Il faudra donc finir de les écouler au 1er trimestre 2024. Cela pèsera sur les volumes et donc sur le chiffre d’affaires des entreprises. En parallèle, même si les coûts liés aux matières premières baissent, les salaires et les frais financiers montent. En l’absence de nouvelles hausses de prix, des volumes en baisse et des coûts en hausse signifient que la rentabilité moyenne des entreprises devrait être en retrait au 1er semestre 2024.
Nous traversons donc ce que nous appelons un « trou d’air », probablement jusqu’au printemps. Cependant, cela ne devrait rester qu’un trou d’air passager, car l’économie, comme les marchés, peuvent compter sur plusieurs éléments stabilisateurs. Les plans de relance annoncés au moment du COVID et amplifiés ensuite en sont un exemple. Nos travaux montrent que sur les 600 milliards de dollars du Green Deal européen, seuls 40 milliards ont déjà été dépensés. Compte tenu des échéances de ces plans, les dépenses annuelles pourraient être multipliées par 4 à partir de 2024. Un autre élément stabilisateur important se trouve du côté des salaires. L’effet des négociations salariales des deux dernières années continuera en 2024, au moment où l’inflation est plus faible. Cela signifie que pour la première fois depuis plus de deux ans, il y aura une croissance des salaires réels en Europe et donc un consommateur européen qui retrouve du pouvoir d’achat. C’est une bonne nouvelle pour les dépenses des ménages qui comptent pour 50% du PIB européen.

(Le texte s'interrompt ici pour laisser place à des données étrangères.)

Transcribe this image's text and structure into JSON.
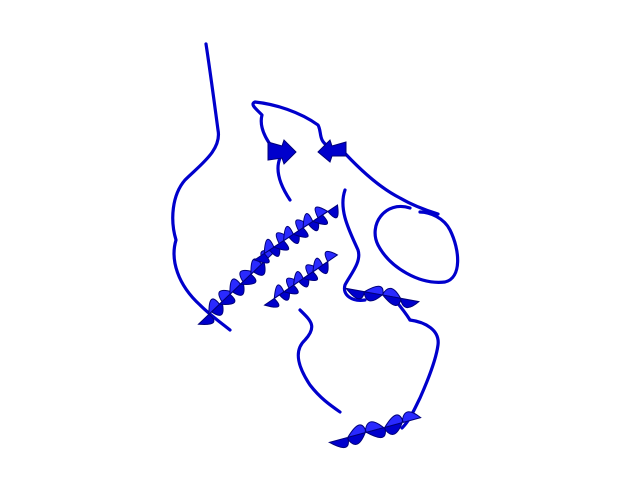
{
  "scene": {
    "subject": "protein-ribbon-cartoon",
    "background_color": "#ffffff",
    "ribbon_color": "#0000cc",
    "ribbon_dark": "#00007a",
    "ribbon_light": "#2a2aff"
  }
}
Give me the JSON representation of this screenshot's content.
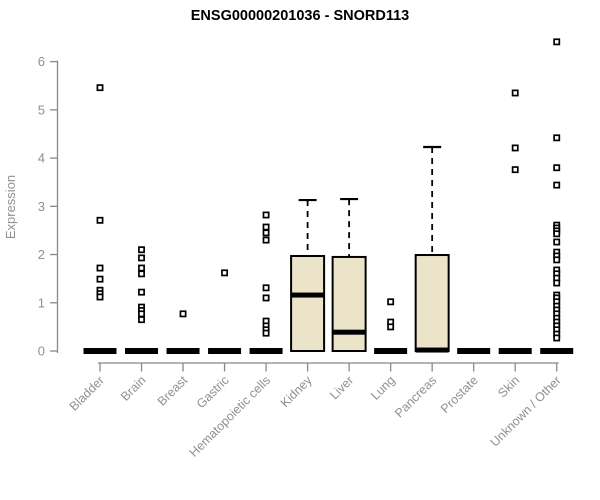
{
  "chart_data": {
    "type": "boxplot",
    "title": "ENSG00000201036 - SNORD113",
    "ylabel": "Expression",
    "xlabel": "",
    "ylim": [
      0,
      6.5
    ],
    "yticks": [
      0,
      1,
      2,
      3,
      4,
      5,
      6
    ],
    "grid": false,
    "legend": "none",
    "categories": [
      "Bladder",
      "Brain",
      "Breast",
      "Gastric",
      "Hematopoietic cells",
      "Kidney",
      "Liver",
      "Lung",
      "Pancreas",
      "Prostate",
      "Skin",
      "Unknown / Other"
    ],
    "series": [
      {
        "category": "Bladder",
        "collapsed": true,
        "q1": 0,
        "median": 0,
        "q3": 0,
        "whisker_low": 0,
        "whisker_high": 0,
        "outliers": [
          5.46,
          2.71,
          1.72,
          1.49,
          1.26,
          1.19,
          1.12
        ]
      },
      {
        "category": "Brain",
        "collapsed": true,
        "q1": 0,
        "median": 0,
        "q3": 0,
        "whisker_low": 0,
        "whisker_high": 0,
        "outliers": [
          2.1,
          1.93,
          1.72,
          1.6,
          1.22,
          0.91,
          0.84,
          0.77,
          0.65
        ]
      },
      {
        "category": "Breast",
        "collapsed": true,
        "q1": 0,
        "median": 0,
        "q3": 0,
        "whisker_low": 0,
        "whisker_high": 0,
        "outliers": [
          0.77
        ]
      },
      {
        "category": "Gastric",
        "collapsed": true,
        "q1": 0,
        "median": 0,
        "q3": 0,
        "whisker_low": 0,
        "whisker_high": 0,
        "outliers": [
          1.62
        ]
      },
      {
        "category": "Hematopoietic cells",
        "collapsed": true,
        "q1": 0,
        "median": 0,
        "q3": 0,
        "whisker_low": 0,
        "whisker_high": 0,
        "outliers": [
          2.82,
          2.57,
          2.45,
          2.3,
          1.31,
          1.1,
          0.62,
          0.52,
          0.44,
          0.37
        ]
      },
      {
        "category": "Kidney",
        "collapsed": false,
        "q1": 0,
        "median": 1.16,
        "q3": 1.97,
        "whisker_low": 0,
        "whisker_high": 3.13,
        "outliers": []
      },
      {
        "category": "Liver",
        "collapsed": false,
        "q1": 0,
        "median": 0.39,
        "q3": 1.95,
        "whisker_low": 0,
        "whisker_high": 3.15,
        "outliers": []
      },
      {
        "category": "Lung",
        "collapsed": true,
        "q1": 0,
        "median": 0,
        "q3": 0,
        "whisker_low": 0,
        "whisker_high": 0,
        "outliers": [
          1.02,
          0.6,
          0.5
        ]
      },
      {
        "category": "Pancreas",
        "collapsed": false,
        "q1": 0,
        "median": 0.02,
        "q3": 1.99,
        "whisker_low": 0,
        "whisker_high": 4.23,
        "outliers": []
      },
      {
        "category": "Prostate",
        "collapsed": true,
        "q1": 0,
        "median": 0,
        "q3": 0,
        "whisker_low": 0,
        "whisker_high": 0,
        "outliers": []
      },
      {
        "category": "Skin",
        "collapsed": true,
        "q1": 0,
        "median": 0,
        "q3": 0,
        "whisker_low": 0,
        "whisker_high": 0,
        "outliers": [
          5.35,
          4.21,
          3.76
        ]
      },
      {
        "category": "Unknown / Other",
        "collapsed": true,
        "q1": 0,
        "median": 0,
        "q3": 0,
        "whisker_low": 0,
        "whisker_high": 0,
        "outliers": [
          6.41,
          4.42,
          3.8,
          3.44,
          2.61,
          2.55,
          2.49,
          2.43,
          2.26,
          2.05,
          1.97,
          1.89,
          1.68,
          1.6,
          1.51,
          1.41,
          1.16,
          1.1,
          1.02,
          0.93,
          0.85,
          0.77,
          0.68,
          0.6,
          0.52,
          0.44,
          0.35,
          0.27
        ]
      }
    ],
    "colors": {
      "box_fill": "#ece4c9",
      "box_stroke": "#000000",
      "median": "#000000",
      "whisker": "#000000",
      "outlier_stroke": "#000000",
      "outlier_fill": "#ffffff",
      "axis": "#888888",
      "tick_label": "#909090",
      "title": "#000000",
      "background": "#ffffff"
    }
  }
}
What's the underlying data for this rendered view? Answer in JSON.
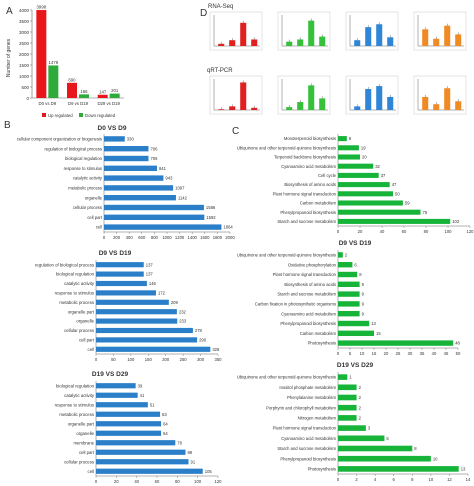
{
  "panel_letters": {
    "A": "A",
    "B": "B",
    "C": "C",
    "D": "D"
  },
  "colors": {
    "up": "#e8151b",
    "down": "#2fab3c",
    "blue": "#2b7fc9",
    "green": "#17b43a",
    "panel_red": "#e12020",
    "panel_green": "#36c13a",
    "panel_blue": "#2f86d6",
    "panel_orange": "#ef8a24"
  },
  "chart_data": [
    {
      "panel": "A",
      "type": "bar",
      "ylabel": "Number of genes",
      "ylim": [
        0,
        4000
      ],
      "yticks": [
        "0",
        "500",
        "1000",
        "1500",
        "2000",
        "2500",
        "3000",
        "3500",
        "4000"
      ],
      "categories": [
        "D0 vs D9",
        "D9 vs D19",
        "D29 vs D19"
      ],
      "series": [
        {
          "name": "Up regulated",
          "values": [
            3998,
            690,
            147
          ]
        },
        {
          "name": "Down regulated",
          "values": [
            1479,
            166,
            201
          ]
        }
      ],
      "legend": "bottom"
    },
    {
      "panel": "B",
      "type": "bar",
      "orientation": "horizontal",
      "title": "D0 VS D9",
      "xlim": [
        0,
        2000
      ],
      "xticks": [
        "0",
        "200",
        "400",
        "600",
        "800",
        "1000",
        "1200",
        "1400",
        "1600",
        "1800",
        "2000"
      ],
      "categories": [
        "cellular component organization or biogenesis",
        "regulation of biological process",
        "biological regulation",
        "response to stimulus",
        "catalytic activity",
        "metabolic process",
        "organelle",
        "cellular process",
        "cell part",
        "cell"
      ],
      "values": [
        330,
        706,
        706,
        841,
        943,
        1097,
        1142,
        1586,
        1592,
        1864
      ]
    },
    {
      "panel": "B",
      "type": "bar",
      "orientation": "horizontal",
      "title": "D9 VS D19",
      "xlim": [
        0,
        350
      ],
      "xticks": [
        "0",
        "50",
        "100",
        "150",
        "200",
        "250",
        "300",
        "350"
      ],
      "categories": [
        "regulation of biological process",
        "biological regulation",
        "catalytic activity",
        "response to stimulus",
        "metabolic process",
        "organelle part",
        "organelle",
        "cellular process",
        "cell part",
        "cell"
      ],
      "values": [
        137,
        137,
        146,
        172,
        209,
        232,
        233,
        278,
        290,
        328
      ]
    },
    {
      "panel": "B",
      "type": "bar",
      "orientation": "horizontal",
      "title": "D19 VS D29",
      "xlim": [
        0,
        120
      ],
      "xticks": [
        "0",
        "20",
        "40",
        "60",
        "80",
        "100",
        "120"
      ],
      "categories": [
        "biological regulation",
        "catalytic activity",
        "response to stimulus",
        "metabolic process",
        "organelle part",
        "organelle",
        "membrane",
        "cell part",
        "cellular process",
        "cell"
      ],
      "values": [
        39,
        41,
        51,
        63,
        64,
        64,
        78,
        88,
        91,
        105
      ]
    },
    {
      "panel": "C",
      "type": "bar",
      "orientation": "horizontal",
      "xlim": [
        0,
        120
      ],
      "xticks": [
        "0",
        "20",
        "40",
        "60",
        "80",
        "100",
        "120"
      ],
      "categories": [
        "Monoterpenoid biosynthesis",
        "Ubiquinone and other terpenoid-quinone biosynthesis",
        "Terpenoid backbone biosynthesis",
        "Cyanoamino acid metabolism",
        "Cell cycle",
        "Biosynthesis of amino acids",
        "Plant hormone signal transduction",
        "Carbon metabolism",
        "Phenylpropanoid biosynthesis",
        "Starch and sucrose metabolism"
      ],
      "values": [
        8,
        19,
        20,
        32,
        37,
        47,
        50,
        59,
        75,
        102
      ]
    },
    {
      "panel": "C",
      "type": "bar",
      "orientation": "horizontal",
      "title": "D9 VS D19",
      "xlim": [
        0,
        50
      ],
      "xticks": [
        "0",
        "5",
        "10",
        "15",
        "20",
        "25",
        "30",
        "35",
        "40",
        "45",
        "50"
      ],
      "categories": [
        "Ubiquinone and other terpenoid-quinone biosynthesis",
        "Oxidative phosphorylation",
        "Plant hormone signal transduction",
        "Biosynthesis of amino acids",
        "Starch and sucrose metabolism",
        "Carbon fixation in photosynthetic organisms",
        "Cyanoamino acid metabolism",
        "Phenylpropanoid biosynthesis",
        "Carbon metabolism",
        "Photosynthesis"
      ],
      "values": [
        2,
        6,
        8,
        9,
        9,
        9,
        9,
        13,
        15,
        48
      ]
    },
    {
      "panel": "C",
      "type": "bar",
      "orientation": "horizontal",
      "title": "D19 VS D29",
      "xlim": [
        0,
        14
      ],
      "xticks": [
        "0",
        "2",
        "4",
        "6",
        "8",
        "10",
        "12",
        "14"
      ],
      "categories": [
        "Ubiquinone and other terpenoid-quinone biosynthesis",
        "Inositol phosphate metabolism",
        "Phenylalanine metabolism",
        "Porphyrin and chlorophyll metabolism",
        "Nitrogen metabolism",
        "Plant hormone signal transduction",
        "Cyanoamino acid metabolism",
        "Starch and sucrose metabolism",
        "Phenylpropanoid biosynthesis",
        "Photosynthesis"
      ],
      "values": [
        1,
        2,
        2,
        2,
        2,
        3,
        5,
        8,
        10,
        13
      ]
    },
    {
      "panel": "D",
      "type": "bar",
      "rows": [
        "RNA-Seq",
        "qRT-PCR"
      ],
      "note": "8 mini bar charts of relative expression at four time points; values estimated",
      "panels": [
        {
          "row": "RNA-Seq",
          "color": "panel_red",
          "values": [
            0.3,
            0.8,
            3.2,
            0.9
          ]
        },
        {
          "row": "RNA-Seq",
          "color": "panel_green",
          "values": [
            0.6,
            0.9,
            3.5,
            1.3
          ]
        },
        {
          "row": "RNA-Seq",
          "color": "panel_blue",
          "values": [
            0.8,
            2.6,
            3.0,
            1.2
          ]
        },
        {
          "row": "RNA-Seq",
          "color": "panel_orange",
          "values": [
            2.3,
            1.0,
            2.8,
            1.6
          ]
        },
        {
          "row": "qRT-PCR",
          "color": "panel_red",
          "values": [
            0.1,
            0.5,
            3.8,
            0.3
          ]
        },
        {
          "row": "qRT-PCR",
          "color": "panel_green",
          "values": [
            0.4,
            1.1,
            3.4,
            1.6
          ]
        },
        {
          "row": "qRT-PCR",
          "color": "panel_blue",
          "values": [
            0.5,
            2.9,
            3.3,
            1.8
          ]
        },
        {
          "row": "qRT-PCR",
          "color": "panel_orange",
          "values": [
            1.8,
            0.8,
            3.0,
            1.2
          ]
        }
      ]
    }
  ]
}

Du côté des marchés, trois points importants sont à noter. D’une part, il n’y a pas de bulle spéculative en Europe, loin de là. A 12,3x les bénéfices, le marché européen est sur sa moyenne des 30 dernières années et fortement décoté par rapport à beaucoup d’autres régions, les Etats-Unis en tête. Le « prix » est donc le bon et constitue en soi un stabilisateur.
D’autre part, à la suite de la remontée rapide des taux courts, mille trois cents milliards de dollars ont été investis sur des SICAV monétaires en 2023. Les anticipations de baisse de taux pourraient provoquer des rachats importants, ce qui a toujours coïncidé avec une hausse des marchés actions historiquement.
Enfin, et c’est le point le plus important pour BDL Rempart, la dispersion des valorisations reste très significative. Les sociétés très chères (PE>20x) représentent 1/3 du marché européen alors que c’était moins de 10% avant la grande crise financière de 2008, quand les taux réels étaient positifs, comme aujourd’hui. De même il reste encore de nombreuses sociétés faiblement valorisées dont nous pouvons profiter en long. Notre analyse est que la politique monétaire s’est ajustée très rapidement mais que les marchés mettent plus de temps à se normaliser. C’est une très bonne configuration pour notre métier, le long/short.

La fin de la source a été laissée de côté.